A banda convenceu Terry Chimes a voltar para a turnê de 1982, que culminou com o Clash abrindo para o Who em diversos shows de estádio no segundo semestre. Como o álbum póstumo Live at Shea Stadium atesta, o Clash – mesmo sem Headon – continuava sendo uma banda fantástica ao vivo. Mas conflitos entre os ideais do grupo e a realidade do sucesso, mais o rancor interno, estavam pesando. Em maio de 1983, a banda (com Pete Howard na bateria) apresentou-se para seu maior público – cerca de 200 mil pessoas – no Us Festival, um evento de quatro dias nos arredores de Los Angeles. Quando a banda saiu do palco, o desastre chegou ao auge em uma troca de socos entre os integrantes do grupo e a equipe de palco do festival. Foi a última vez em que os membros originais do Clash – Mick Jones, Paul Simonon e Joe Strummer – tocaram juntos.

Em agosto de 1983, Strummer convocou uma reunião e disse a Jones: “Acho que está na hora de irmos cada um para um lado”. Mick tinha certeza de que isso era obra de Rhodes. “Eu perguntei à banda quem eles queriam, Bernie ou eu”, Jones disse posteriormente. “O grupo disse que queria Bernie. Não dava para acreditar. Então, peguei minha guitarra e caí fora.” Talvez até Bernard Rhodes estivesse despreparado para o caráter brutal do momento. Ele saiu correndo atrás de Jones e lhe ofereceu um cheque. “Como se fosse um relógio de ouro – o que foi ainda mais insultante”, Jones lembra. “Mas eu aceitei.” O Clash tentou seguir em frente. Rhodes e Strummer recrutaram novos integrantes (Pete Howard ficou na bateria; Vince White e Nick Sheppard entraram para assumir as guitarras e os vocais), mas o line-up não tinha equanimidade. Rhodes humilhava os novos integrantes. Strummer simplesmente não intervinha.

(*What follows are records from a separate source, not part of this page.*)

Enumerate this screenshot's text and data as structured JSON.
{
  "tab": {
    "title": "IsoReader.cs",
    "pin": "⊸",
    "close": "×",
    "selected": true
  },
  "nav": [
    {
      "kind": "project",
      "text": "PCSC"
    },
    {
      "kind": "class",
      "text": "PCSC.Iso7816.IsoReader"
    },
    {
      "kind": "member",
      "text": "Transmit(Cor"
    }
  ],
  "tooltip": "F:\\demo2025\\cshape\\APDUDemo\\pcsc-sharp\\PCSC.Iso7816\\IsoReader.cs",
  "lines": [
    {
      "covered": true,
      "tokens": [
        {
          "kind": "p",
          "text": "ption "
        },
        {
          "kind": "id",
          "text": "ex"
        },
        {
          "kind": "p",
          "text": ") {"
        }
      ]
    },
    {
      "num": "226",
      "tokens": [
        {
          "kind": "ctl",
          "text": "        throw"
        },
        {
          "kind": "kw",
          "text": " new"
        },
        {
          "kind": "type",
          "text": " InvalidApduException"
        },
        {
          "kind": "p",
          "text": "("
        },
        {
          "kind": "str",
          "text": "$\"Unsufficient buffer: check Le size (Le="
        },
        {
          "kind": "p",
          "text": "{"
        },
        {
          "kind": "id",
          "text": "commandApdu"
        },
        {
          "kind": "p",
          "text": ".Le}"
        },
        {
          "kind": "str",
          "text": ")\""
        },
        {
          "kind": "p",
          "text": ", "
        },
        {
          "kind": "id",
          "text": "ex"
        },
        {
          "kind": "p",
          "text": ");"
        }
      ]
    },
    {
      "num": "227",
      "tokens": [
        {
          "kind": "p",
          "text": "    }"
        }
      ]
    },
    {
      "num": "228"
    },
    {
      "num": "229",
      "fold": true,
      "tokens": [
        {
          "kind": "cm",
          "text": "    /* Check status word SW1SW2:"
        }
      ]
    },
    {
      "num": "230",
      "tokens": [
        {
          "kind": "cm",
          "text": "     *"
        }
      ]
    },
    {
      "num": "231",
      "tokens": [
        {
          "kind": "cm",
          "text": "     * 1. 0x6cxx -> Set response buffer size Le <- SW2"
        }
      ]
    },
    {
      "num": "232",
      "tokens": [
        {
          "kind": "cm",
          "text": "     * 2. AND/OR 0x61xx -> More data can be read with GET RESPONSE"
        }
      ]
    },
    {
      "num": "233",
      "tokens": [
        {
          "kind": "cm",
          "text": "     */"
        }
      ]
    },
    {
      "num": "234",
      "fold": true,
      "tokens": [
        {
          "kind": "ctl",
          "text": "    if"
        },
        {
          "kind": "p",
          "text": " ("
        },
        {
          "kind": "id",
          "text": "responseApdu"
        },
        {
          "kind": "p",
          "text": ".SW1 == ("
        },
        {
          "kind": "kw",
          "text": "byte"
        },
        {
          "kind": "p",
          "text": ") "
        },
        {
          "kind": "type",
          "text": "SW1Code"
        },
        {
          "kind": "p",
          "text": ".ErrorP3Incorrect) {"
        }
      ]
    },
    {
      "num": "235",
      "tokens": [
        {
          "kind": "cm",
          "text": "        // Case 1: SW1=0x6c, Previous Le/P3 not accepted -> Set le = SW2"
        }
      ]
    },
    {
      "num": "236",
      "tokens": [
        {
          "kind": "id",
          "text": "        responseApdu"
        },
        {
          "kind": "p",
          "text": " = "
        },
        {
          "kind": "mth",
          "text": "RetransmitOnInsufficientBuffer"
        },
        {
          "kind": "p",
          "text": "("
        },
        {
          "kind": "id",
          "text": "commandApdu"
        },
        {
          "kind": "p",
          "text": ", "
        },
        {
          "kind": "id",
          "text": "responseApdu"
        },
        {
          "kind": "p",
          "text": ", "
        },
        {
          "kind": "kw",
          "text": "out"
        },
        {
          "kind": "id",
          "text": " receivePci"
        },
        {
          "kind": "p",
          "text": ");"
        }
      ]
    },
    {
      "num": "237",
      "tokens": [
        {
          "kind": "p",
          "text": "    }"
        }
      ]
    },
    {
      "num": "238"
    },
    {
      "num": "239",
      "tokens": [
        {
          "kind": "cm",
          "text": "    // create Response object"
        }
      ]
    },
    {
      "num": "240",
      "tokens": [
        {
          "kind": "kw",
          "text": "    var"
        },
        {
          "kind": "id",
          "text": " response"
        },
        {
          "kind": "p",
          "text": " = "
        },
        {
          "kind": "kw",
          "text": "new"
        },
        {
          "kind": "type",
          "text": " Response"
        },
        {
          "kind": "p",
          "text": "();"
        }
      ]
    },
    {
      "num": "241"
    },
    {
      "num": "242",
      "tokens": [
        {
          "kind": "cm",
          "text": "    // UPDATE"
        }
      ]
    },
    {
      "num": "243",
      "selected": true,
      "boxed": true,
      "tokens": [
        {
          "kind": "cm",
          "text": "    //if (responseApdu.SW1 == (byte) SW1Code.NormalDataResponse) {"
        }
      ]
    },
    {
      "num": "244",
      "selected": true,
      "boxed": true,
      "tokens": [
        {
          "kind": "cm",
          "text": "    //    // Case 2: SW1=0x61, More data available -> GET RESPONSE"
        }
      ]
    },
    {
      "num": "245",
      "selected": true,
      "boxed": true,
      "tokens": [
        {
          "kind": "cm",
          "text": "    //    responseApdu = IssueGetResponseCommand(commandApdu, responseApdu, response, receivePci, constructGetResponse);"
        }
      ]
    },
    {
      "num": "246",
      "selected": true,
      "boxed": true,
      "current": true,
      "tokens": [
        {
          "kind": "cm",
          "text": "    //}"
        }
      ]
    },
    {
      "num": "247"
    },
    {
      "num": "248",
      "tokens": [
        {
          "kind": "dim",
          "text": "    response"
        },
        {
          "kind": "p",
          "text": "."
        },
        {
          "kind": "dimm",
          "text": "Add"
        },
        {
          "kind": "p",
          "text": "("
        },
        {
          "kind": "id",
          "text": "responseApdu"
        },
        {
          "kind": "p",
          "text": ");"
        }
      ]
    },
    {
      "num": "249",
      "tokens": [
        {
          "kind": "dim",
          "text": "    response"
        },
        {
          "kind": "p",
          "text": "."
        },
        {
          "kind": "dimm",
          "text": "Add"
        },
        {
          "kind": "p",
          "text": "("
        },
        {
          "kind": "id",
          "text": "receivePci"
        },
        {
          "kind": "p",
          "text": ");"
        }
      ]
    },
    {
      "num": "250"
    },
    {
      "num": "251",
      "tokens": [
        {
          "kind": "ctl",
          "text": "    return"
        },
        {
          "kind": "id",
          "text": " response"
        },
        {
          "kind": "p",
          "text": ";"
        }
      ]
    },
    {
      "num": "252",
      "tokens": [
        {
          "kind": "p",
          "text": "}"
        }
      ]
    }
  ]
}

Ele parecia intimidado por Rhodes.

O comprometimento de Strummer com o Clash parecia esporádico; ele tinha assuntos mais preocupantes com que lidar, como a morte de seus pais. No derradeiro trabalho do Clash, Cut the Crap, Strummer compartilhou o crédito das canções com Bernard Rhodes. Lançado no final de 1985, o álbum era difícil de se escutar. As músicas não funcionavam e pareciam conter uma falsa bravata, só salvando “This Is England”. Joe Strummer então reuniu os integrantes da banda na casa de Paul Simonon e disse que estava tudo acabado. Rhodes quis continuar com a banda, agora com Simonon como líder, mas isso não deu em nada.

Strummer finalmente se deu conta do que tinha perdido ao demitir Mick Jones. Depois, ele iria culpar Rhodes. Mas, em 2003, depois da morte de Strummer, Simonon confidenciou a Jones que a demissão não tinha sido obra de Rhodes; o incentivo tinha sido do próprio Strummer. No final de 1985, o cantor foi atrás de Mick Jones nas Bahamas, onde seu ex-parceiro estava gravando. Joe pediu desculpa pelo que tinha feito, pelas coisas nada gentis que tinha declarado à imprensa e perguntou a Jones se eles podiam reconstruir o Clash. Mick agradeceu as desculpas, mas não quis saber. Jones mostrou para Strummer as gravações do seu novo grupo, o Big Audio Dynamite. “É a pior merda que eu já ouvi”, Strummer disse a Jones. “Não lance isso, cara.”

Joe Strummer passou anos sem jeito, arrependido pela maneira como tinha destruído o Clash. Ele também se mudou para várias cidades, bebeu muito, tornou-se volátil. Envolveu-se com cinema e em 1989 lançou o fracassado álbum Earthquake Weather. “Eu precisei me desmontar e voltar a juntar os pedaços”, Strummer disse em 1988. “Eu tinha perdido os meus pais, o meu grupo. A gente se transforma em uma pessoa diferente.”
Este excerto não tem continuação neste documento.